All-Star Superman – This book will delight even the most casual of Superman fans. Grant Morrison has taken the best Superman stories since 1938, put a modern twist on them, and connected them into one linear, cohesive story. The art is exquisite, and this Superman is charismatic, fun, and a true hero.
World War Z – Written as nonfiction, this book will make you forget it’s all make-believe. Delivered as a series of eye-witness accounts, field reports, and interviews, you will begin to think this book really happened and get more and more unsettled with each page.
Gone Girl – If you’ve seen the movie, the huge surprise is already ruined, but this book is fantastic because it keeps you guessing and virtually none of the characters have any redeeming qualities. It’s a little bit of a thriller, a little bit of a mystery, and it will keep a student riveted throughout. Be aware, however, it is written for adults.
The Gunslinger – Part one of Stephen King’s epic series, Roland is a cowboy with a six-shooter forged from Excalibur who must make his way to the Dark Tower in order to restore order to reality. As the series goes on, it weaves its way into other Stephen King books, and at one point Stephen King becomes a character himself! This series is amazing because once reluctant readers get into it, the enormous size of the books don’t bother them at all!

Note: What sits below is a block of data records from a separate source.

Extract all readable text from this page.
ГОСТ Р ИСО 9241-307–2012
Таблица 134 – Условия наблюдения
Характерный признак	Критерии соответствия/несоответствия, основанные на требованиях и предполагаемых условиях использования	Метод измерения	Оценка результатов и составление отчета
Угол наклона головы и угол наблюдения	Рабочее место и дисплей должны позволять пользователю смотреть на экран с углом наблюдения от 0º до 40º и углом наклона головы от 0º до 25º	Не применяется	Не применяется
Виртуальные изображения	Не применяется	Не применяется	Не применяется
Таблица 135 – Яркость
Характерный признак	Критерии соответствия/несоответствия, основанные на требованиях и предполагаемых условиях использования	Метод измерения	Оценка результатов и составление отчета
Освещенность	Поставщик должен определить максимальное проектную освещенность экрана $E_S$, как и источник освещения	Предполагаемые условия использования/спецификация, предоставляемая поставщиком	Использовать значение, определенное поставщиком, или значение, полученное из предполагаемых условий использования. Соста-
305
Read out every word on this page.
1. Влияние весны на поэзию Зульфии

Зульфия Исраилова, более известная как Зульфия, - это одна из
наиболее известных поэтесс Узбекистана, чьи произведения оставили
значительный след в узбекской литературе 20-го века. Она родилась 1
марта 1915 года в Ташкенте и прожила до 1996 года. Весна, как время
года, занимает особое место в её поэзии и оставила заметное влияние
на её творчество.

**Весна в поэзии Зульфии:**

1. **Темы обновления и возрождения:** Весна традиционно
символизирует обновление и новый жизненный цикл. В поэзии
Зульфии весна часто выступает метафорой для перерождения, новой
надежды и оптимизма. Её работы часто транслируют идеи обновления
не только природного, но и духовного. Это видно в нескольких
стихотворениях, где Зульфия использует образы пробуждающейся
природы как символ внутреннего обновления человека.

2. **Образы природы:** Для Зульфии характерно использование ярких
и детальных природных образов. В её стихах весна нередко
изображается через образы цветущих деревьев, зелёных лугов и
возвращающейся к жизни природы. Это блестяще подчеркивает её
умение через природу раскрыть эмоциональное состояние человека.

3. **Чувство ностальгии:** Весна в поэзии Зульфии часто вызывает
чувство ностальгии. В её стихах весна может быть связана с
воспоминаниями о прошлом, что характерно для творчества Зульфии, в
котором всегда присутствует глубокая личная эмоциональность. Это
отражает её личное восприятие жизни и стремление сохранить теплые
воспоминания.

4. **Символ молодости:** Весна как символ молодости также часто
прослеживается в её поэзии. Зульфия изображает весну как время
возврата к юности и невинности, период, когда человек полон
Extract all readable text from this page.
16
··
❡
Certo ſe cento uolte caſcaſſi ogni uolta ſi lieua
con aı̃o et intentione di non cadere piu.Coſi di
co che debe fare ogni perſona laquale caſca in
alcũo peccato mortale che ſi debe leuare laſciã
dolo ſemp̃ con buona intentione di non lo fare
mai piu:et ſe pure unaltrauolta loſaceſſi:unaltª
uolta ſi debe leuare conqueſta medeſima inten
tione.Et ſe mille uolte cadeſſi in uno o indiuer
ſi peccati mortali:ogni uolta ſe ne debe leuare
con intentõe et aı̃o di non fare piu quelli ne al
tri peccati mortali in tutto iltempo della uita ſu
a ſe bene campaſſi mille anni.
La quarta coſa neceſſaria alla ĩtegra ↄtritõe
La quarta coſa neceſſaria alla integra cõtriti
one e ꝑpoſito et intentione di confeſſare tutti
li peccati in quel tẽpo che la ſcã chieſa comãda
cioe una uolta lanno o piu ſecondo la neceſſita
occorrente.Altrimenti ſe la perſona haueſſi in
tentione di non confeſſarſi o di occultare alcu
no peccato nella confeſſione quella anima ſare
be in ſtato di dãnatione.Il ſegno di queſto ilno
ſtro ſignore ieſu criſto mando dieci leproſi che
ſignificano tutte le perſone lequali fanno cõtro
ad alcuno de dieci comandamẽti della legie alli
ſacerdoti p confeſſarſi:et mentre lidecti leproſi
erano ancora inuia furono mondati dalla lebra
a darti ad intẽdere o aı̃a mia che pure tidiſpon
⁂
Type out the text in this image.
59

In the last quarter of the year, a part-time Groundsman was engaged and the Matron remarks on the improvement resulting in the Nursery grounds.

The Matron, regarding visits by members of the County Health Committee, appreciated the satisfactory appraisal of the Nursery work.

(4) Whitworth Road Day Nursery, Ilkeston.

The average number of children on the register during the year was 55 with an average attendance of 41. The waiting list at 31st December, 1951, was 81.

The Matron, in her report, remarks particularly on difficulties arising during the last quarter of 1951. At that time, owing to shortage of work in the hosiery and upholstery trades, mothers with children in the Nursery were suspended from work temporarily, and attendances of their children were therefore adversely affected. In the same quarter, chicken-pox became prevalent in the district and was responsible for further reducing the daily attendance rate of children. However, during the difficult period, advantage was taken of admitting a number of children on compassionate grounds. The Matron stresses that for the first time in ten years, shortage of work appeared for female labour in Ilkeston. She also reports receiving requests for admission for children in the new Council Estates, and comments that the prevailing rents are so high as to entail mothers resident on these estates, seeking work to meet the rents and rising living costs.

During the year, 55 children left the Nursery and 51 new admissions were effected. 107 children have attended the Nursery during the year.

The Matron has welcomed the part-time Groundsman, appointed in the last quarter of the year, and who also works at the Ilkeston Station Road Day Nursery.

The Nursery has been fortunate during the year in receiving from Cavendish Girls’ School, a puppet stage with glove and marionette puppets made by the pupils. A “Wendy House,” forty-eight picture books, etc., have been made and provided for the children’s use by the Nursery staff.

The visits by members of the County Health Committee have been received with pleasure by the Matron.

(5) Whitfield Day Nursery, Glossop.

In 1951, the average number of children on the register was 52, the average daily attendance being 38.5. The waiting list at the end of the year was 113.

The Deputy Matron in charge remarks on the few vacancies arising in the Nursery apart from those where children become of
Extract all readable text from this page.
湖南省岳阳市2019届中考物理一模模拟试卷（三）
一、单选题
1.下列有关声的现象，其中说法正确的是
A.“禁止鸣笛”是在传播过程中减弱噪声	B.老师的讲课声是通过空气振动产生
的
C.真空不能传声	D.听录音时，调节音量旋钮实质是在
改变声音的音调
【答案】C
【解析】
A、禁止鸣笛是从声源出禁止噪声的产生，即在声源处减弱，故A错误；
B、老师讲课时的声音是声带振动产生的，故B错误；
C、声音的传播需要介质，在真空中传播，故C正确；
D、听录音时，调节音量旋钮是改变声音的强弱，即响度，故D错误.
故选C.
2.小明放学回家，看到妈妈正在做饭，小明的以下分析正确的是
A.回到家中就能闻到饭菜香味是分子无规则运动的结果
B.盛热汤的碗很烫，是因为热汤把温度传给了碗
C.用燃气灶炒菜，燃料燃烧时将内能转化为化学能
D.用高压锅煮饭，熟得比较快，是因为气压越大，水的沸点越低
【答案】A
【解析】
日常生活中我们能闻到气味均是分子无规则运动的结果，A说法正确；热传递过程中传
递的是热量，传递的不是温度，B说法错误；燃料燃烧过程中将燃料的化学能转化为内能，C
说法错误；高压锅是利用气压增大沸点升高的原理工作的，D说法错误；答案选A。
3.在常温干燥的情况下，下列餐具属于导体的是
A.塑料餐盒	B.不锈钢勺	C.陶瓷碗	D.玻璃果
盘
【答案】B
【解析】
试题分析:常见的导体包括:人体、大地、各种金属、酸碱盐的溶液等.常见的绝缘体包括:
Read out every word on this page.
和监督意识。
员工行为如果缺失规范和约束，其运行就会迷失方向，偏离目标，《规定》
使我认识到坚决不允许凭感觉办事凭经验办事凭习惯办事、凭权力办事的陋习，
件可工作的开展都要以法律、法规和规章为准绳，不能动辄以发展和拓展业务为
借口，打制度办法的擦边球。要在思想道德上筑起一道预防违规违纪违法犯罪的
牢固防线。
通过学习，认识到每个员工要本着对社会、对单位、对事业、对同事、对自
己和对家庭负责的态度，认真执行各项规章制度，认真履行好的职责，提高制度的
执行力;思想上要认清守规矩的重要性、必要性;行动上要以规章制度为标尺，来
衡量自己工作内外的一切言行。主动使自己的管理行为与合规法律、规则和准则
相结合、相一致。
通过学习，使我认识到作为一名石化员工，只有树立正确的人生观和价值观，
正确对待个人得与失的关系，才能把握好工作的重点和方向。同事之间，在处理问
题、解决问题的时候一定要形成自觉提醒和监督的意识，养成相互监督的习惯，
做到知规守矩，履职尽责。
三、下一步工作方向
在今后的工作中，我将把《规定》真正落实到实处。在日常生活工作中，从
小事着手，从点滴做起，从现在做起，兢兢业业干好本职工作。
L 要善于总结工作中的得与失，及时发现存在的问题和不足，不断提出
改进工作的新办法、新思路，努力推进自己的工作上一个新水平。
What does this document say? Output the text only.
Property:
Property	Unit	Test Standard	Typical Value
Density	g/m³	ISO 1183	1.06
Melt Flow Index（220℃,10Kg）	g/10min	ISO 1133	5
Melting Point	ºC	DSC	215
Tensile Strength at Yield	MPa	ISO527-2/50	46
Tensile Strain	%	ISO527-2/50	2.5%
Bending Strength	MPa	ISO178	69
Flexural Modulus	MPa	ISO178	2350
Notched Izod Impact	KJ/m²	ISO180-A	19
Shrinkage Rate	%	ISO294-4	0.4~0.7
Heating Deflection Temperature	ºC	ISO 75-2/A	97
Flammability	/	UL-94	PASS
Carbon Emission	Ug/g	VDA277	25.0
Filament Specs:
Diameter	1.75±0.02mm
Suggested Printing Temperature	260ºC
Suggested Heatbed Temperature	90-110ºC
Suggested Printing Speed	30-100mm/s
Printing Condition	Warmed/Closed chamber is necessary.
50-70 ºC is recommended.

The Martian – Set in the near future, Mark Watney is left behind after a manned mission to Mars. Much of the book is from Watney’s perspective, and it’s fascinating to watch him run though the math and mechanics to keep himself alive on an inhospitable planet. Though the book is very heavily rooted in science, Watney’s sense of humor as he’s describing it makes it very entertaining to read. This is definitely a feel good book and a must-read.
American Gods – This novel imagines the gods of the old world covertly battling the gods of the new. While it can be something of a crash course in world mythology, at its core the book is about Shadow, and ex-convict trying to find peace with his past, his present, and also his future. Lovers of the fantasy genre will adore the scope and nuance of this masterfully written work.
The Time Traveler’s Wife – Don’t let the title fool you, this is the absolute best time travel story that I’ve ever read. The author goes to great lengths to make sure everything is connected, logical, and executed well. The main character is genetically predisposed to lose his place in time, and in doing so, meets his wife as a little girl. But then a question arises … does he condition her to one day be his wife, or, when she meets the young adult version of him for the first time, does she condition him to be her husband? The complexities of cause and effect mixed with potent emotional moments between man and wife make for a wonderfully written, highly engaging read.